Sedekah pada mulanya adalah berbagi. Apapun, asal kebaikan. Bahkan,
mereka yang tidak mempunyai uang sekalipun, bisa bersedekah dengan
senyum dan bermuka manis. Sabda Nabi, “Senyummu kepada saudaramu adalah
sedekah.”
Kejadian ini terjadi sekitar 3 bulan yang lalu, tepatnya setelah Shalat
Ashar. Ketika itu, saya tengah mengulang-ulang bacaan Surah al-Waqi’ah,
surah ke 56 dalam al-Qur’an. Bagi saya, surah tersebut merupakan kunci
‘kekayaan’. Bagaimana tidak? Dalam sajian singkat itu, terpampang
pemandangan indah seputar surga dan pemandangan mengerikan terkait
neraka. Sehingga, dua hal ini saja, jika dihayati, akan membuat kita
berharap surga dan cemas ketika kelak dimasukkan ke dalam jurang neraka.

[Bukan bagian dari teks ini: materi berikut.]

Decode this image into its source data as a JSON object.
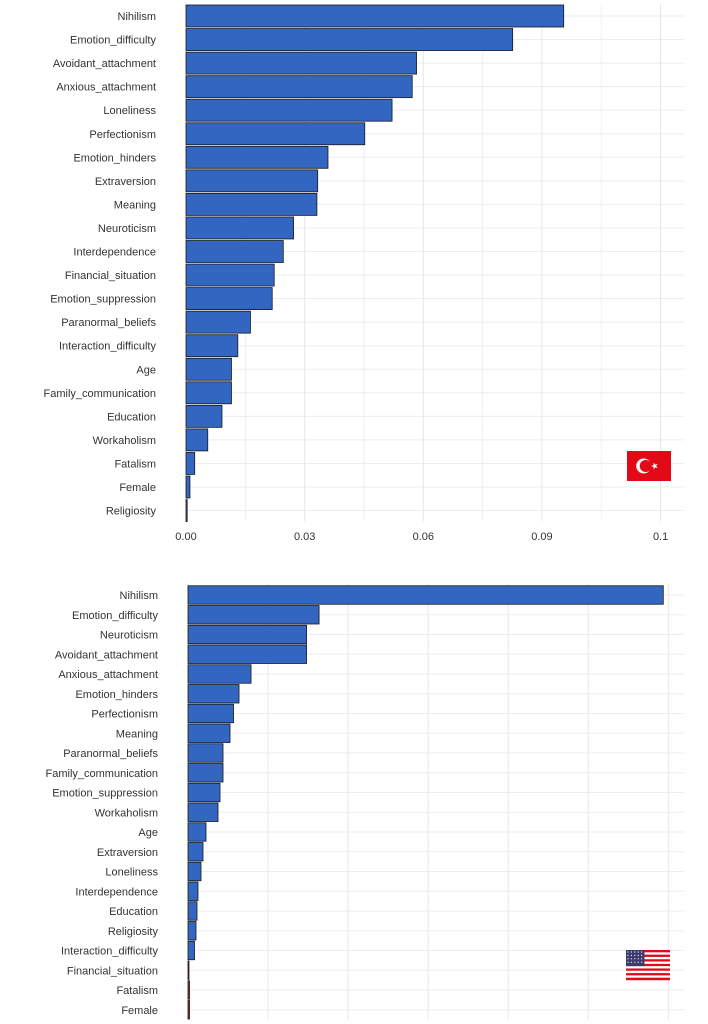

Dan itulah kaya yang sebenarnya, ketika surga lebih kita harapkan
melebihi apapun di dunia ini.
Sesaat kemudian, saya teringat kalau ada beberapa teman yang
melaksanakan puasa sunnah Senin - Kamis. Maka, sayapun beranjak merogoh
kantong. Niatnya, membelikan sedikit makanan untuk mereka ketika masa
berbuka tiba. Teringatlah sebuah hadits, “Barangsiapa menyediakan
hidangan untuk berbuka kepada orang yang berpuasa, maka orang tersebut
akan diberikan ganjaran berpuasa, tanpa mengurangi pahala orang yang
berpuasa tersebut.”
Niat pun tertunaikan dengan gemilang. Hanya Jus Sirsak dan sedikit
makanan khas Indonesia, Gorengan. Nilai kesemua hidangan itu, hanya dua
puluh lima ribu rupiah.
Sesaat sebelum maghrib, ‘rampasan perang’ tersebut saya bagikan kepada
mereka yang telah saya jadikan target. Alhamdulillah, rasanya nikmat
ketika bisa berbagi, meski ala kadarnya.
Tak lama kemudian, adzan berkumandang. Saya memilih menikmati teh tubruk
buatan sendiri. Dan memakan gorengan rame-rame dengan teman-teman.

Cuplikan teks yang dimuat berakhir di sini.